The sending money to my parents. The charity trips. The fund-raising. The twenty-six-hour flights to Kenya. The extra time I take with patients. The lifting weights at the WAC. The cute links I send Eleanor. The steam engine built with Timby. The showers before getting into the pool. Notes praising helpful customer-service people. Picking up garbage off the sidewalk. Trips to the e-waste center. Keeping the thermostat at sixty-eight. Not wasting dinner rolls. Letting other cars into traffic. Mnemonics to remember the names of the OR staff. Salt-free potato chips. Games of Clue. Colonoscopies. Giving Eleanor the better parking space. The weekly hardcover purchase at Elliott Bay. Resoling shoes. Tipping hotel maids. Refilling growlers. Punctuating text messages— Boom! The thud of a cannon going off on the field.

Coming toward him down the tunnel: A bird of prey. Eye level.

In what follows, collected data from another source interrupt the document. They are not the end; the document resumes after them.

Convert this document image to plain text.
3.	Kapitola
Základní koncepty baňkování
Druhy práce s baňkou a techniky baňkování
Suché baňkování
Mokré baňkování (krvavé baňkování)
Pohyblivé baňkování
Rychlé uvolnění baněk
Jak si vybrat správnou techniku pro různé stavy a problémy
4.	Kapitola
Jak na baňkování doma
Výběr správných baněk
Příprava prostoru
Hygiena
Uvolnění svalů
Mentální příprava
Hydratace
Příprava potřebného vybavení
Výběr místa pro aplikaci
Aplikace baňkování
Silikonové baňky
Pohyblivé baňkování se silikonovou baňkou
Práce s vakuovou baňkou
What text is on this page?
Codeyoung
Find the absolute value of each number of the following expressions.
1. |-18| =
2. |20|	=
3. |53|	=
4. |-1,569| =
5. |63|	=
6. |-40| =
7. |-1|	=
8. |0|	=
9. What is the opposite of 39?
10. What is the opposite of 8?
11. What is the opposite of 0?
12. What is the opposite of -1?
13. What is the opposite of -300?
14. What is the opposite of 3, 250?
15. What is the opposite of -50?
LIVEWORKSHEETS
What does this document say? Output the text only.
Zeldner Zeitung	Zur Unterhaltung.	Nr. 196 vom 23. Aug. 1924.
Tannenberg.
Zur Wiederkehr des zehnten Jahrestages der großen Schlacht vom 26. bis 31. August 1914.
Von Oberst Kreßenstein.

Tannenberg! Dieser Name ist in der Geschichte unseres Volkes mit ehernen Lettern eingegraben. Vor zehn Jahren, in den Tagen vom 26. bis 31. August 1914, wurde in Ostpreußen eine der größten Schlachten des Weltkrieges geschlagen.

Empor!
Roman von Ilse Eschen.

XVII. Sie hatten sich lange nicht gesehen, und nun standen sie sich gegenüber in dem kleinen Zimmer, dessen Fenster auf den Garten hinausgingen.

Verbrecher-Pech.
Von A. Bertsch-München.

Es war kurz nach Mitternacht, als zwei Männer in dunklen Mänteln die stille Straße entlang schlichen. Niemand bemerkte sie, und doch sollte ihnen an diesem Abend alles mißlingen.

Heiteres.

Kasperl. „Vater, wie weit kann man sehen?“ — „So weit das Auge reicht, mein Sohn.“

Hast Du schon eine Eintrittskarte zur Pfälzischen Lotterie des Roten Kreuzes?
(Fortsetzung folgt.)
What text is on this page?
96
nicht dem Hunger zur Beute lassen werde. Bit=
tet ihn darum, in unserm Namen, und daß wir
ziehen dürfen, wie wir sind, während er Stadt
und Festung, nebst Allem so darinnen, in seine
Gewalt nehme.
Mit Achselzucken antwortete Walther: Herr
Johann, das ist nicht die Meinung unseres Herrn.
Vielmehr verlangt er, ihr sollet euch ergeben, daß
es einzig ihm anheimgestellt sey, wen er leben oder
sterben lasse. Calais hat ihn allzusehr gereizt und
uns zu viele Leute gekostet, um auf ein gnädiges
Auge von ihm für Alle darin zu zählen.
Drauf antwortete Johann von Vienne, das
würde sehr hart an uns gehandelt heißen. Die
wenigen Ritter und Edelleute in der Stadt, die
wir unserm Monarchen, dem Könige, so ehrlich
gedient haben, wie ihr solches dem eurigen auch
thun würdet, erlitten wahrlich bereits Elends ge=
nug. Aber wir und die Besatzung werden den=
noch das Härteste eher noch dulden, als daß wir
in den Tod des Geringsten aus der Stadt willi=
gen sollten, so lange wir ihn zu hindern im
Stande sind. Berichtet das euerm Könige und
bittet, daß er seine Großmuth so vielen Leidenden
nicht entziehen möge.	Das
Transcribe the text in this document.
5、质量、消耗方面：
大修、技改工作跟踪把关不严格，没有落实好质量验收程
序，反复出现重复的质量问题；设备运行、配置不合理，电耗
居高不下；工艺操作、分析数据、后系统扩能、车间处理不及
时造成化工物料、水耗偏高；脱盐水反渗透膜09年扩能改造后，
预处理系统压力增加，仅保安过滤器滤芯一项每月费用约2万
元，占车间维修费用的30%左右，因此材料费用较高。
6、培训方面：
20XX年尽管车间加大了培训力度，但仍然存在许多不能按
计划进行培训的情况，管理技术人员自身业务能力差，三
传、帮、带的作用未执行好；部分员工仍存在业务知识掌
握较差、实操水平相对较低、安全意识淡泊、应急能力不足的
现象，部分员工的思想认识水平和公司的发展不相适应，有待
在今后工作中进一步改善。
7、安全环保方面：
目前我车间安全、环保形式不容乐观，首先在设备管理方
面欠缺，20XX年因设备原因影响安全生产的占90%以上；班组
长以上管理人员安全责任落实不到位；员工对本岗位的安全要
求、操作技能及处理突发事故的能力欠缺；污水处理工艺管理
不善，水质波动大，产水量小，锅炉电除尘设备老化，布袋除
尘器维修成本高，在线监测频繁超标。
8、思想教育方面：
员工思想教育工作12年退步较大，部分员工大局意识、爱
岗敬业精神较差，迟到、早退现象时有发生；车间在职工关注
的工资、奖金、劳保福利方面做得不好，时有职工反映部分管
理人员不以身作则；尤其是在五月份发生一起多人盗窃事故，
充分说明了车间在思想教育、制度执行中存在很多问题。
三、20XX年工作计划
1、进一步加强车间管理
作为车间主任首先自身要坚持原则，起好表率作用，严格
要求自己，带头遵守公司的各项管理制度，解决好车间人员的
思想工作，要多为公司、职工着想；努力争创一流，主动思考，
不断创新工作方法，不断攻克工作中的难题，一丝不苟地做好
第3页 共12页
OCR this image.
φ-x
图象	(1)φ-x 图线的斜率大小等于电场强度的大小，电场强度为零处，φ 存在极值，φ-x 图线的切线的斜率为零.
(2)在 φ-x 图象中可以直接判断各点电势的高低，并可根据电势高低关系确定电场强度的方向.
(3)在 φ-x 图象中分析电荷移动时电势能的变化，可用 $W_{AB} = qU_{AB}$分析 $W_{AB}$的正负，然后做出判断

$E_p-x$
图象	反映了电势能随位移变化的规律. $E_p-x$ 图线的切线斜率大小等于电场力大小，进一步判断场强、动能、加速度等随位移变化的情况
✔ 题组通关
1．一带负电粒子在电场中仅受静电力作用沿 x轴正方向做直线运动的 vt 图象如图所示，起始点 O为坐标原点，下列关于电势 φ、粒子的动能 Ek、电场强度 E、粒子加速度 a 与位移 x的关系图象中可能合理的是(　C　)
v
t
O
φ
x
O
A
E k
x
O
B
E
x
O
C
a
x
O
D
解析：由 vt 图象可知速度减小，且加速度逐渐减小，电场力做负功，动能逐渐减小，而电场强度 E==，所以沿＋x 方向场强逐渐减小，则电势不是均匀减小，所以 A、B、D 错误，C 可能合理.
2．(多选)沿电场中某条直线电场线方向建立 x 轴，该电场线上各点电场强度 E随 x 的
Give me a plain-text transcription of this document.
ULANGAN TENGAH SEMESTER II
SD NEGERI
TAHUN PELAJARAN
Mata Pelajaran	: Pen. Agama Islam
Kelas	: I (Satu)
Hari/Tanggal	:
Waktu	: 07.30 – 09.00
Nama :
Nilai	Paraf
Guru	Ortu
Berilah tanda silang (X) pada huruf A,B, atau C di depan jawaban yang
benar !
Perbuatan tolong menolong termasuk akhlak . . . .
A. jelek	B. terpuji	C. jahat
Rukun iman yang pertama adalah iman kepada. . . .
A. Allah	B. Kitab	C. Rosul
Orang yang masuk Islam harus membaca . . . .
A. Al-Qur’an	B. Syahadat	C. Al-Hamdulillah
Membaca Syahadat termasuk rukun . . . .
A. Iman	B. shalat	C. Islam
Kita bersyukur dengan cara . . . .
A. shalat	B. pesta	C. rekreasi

The real, live Seattle sea hawk, perched on its handler’s gloved arm. Joe locked eyes with the bird as he passed. The raptor held Joe’s stare, head gliding around, its penetrating gaze suggesting both wisdom and weariness.

Joe’s shoulders jerked with tension. He stepped out onto the turf.

The Sea Gals jogged up in formation and took their places, eight across, two deep, and began a lurid shimmy to “Dirty Deeds Done Dirt Cheap.” Makeup thick as tree bark, man-made cleavage, flesh-colored tights: a living affront to the natural world.

Joe looked away.

The Cardinals had the ball again; the ’Hawks must have gone three and out. The coaches and players were clustered at the far end of the field.

Joe spotted Gordy at the fifty. Just the sight of the trainer brought Joe a tickle of relief: his people.

Gordy was joking with the team “flexibility specialist,” basically a yoga teacher, a little guy with spindly legs who always wore a bandanna. He said something that had Gordy cracking up.

Joe picked up his pace, eager to join the camaraderie.

But then, in Gordy’s hand: a splint. The splint.

Joe scanned the action. Their defense was getting into position. He found number 27.

His back to Joe. DAGGATT.

Joe’s whole body juddered in disbelief. He stormed toward the trainer.

“What the fuck, Gordy?”

Gordy turned. He knew how bad this was.

The yoga teacher got out of the line of fire.

“Vonte wanted to try a possession without it,” Gordy said, panic cracking his voice. “He was feeling good.”